Neat way to distinguish identifiers and variable names (ANTLR)?
-
27-10-2019 - |
Question
How can we distinguish a variable name, and an identifer, in an ANTLR grammar?
VAR: ('A'..'Z')+ DIGIT* ;
IDENT : ('a'..'z'|'A'..'Z'|'_') ('a'..'z'|'A'..'Z'|'0'..'9'|'_'|'-')*;
The piece of grammar (in ANTLR) does not work because the compiler will complain that IDENT may never be reached for some input. This seems to be a classic head-hack for compiler writers, The lexer hack
For the ANTLR users, Could you tell me your neat way to work around it? Thanks
Solution
zell wrote:
The piece of grammar (in ANTLR) does not work because the compiler will complain that IDENT may never be reached for some input.

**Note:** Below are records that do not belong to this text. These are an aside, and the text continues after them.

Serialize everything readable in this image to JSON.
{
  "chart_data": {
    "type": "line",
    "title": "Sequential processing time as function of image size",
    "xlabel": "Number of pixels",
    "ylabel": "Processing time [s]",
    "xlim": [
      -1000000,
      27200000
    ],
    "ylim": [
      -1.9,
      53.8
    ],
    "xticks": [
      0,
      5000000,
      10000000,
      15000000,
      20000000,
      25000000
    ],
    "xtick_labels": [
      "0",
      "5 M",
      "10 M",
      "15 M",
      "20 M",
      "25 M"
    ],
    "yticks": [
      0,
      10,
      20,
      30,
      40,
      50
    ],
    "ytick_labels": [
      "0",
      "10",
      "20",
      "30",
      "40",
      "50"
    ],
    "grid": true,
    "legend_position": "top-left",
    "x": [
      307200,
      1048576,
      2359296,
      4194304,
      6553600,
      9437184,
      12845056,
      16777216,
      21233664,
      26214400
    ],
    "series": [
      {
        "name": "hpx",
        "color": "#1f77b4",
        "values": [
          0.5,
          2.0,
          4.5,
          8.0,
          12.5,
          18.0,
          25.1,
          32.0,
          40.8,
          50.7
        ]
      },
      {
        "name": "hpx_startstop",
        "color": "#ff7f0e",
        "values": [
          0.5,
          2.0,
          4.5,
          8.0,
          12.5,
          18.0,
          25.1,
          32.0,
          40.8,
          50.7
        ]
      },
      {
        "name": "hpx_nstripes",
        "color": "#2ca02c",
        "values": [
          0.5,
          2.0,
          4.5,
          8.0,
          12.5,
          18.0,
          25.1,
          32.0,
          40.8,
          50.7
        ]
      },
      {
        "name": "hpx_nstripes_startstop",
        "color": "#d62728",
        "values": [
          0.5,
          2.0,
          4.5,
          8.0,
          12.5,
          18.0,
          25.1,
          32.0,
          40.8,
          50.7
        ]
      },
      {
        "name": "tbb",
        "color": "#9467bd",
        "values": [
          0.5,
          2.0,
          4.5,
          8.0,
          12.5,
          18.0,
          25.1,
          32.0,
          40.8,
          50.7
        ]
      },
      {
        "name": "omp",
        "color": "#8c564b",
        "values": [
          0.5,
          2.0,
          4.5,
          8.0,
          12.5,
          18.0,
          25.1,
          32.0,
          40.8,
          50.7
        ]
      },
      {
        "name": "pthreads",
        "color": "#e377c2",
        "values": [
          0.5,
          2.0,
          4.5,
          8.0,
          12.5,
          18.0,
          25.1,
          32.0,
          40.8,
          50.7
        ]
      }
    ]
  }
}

No, that is not correct. The following grammar:
grammar T;
parse
: .* EOF
;
VAR : ('A'..'Z')+ DIGIT* ;
IDENT : ('a'..'z'|'A'..'Z'|'_') ('a'..'z'|'A'..'Z'|'0'..'9'|'_'|'-')*;
fragment DIGIT : '0'..'9';
does not produce any error or warning. The lexer simply creates two type of tokens:
- if something starts with one or more upper case ascii letters followed by zero or more digits, a
VAR
is created; - if something starts with a lowercase ascii letter or underscore, followed by
('a'..'z'|'A'..'Z'|'0'..'9'|'_'|'-')*
, aIDENT
is created.
Note that therefor an IDENT
can never start with an uppercase ascii letter: that will always become a VAR
.
So, if you have a parser rule that looks like:
foo
: IDENT
;
and the entire input is "BAR"
, then there will be a parser error because the lexer will not produce a INDENT
token, but a VAR
token, even though the parser "asks" for a IDENT
.
You must understand that no matter what the parser asks from the lexer, the lexer operates independently from the parser.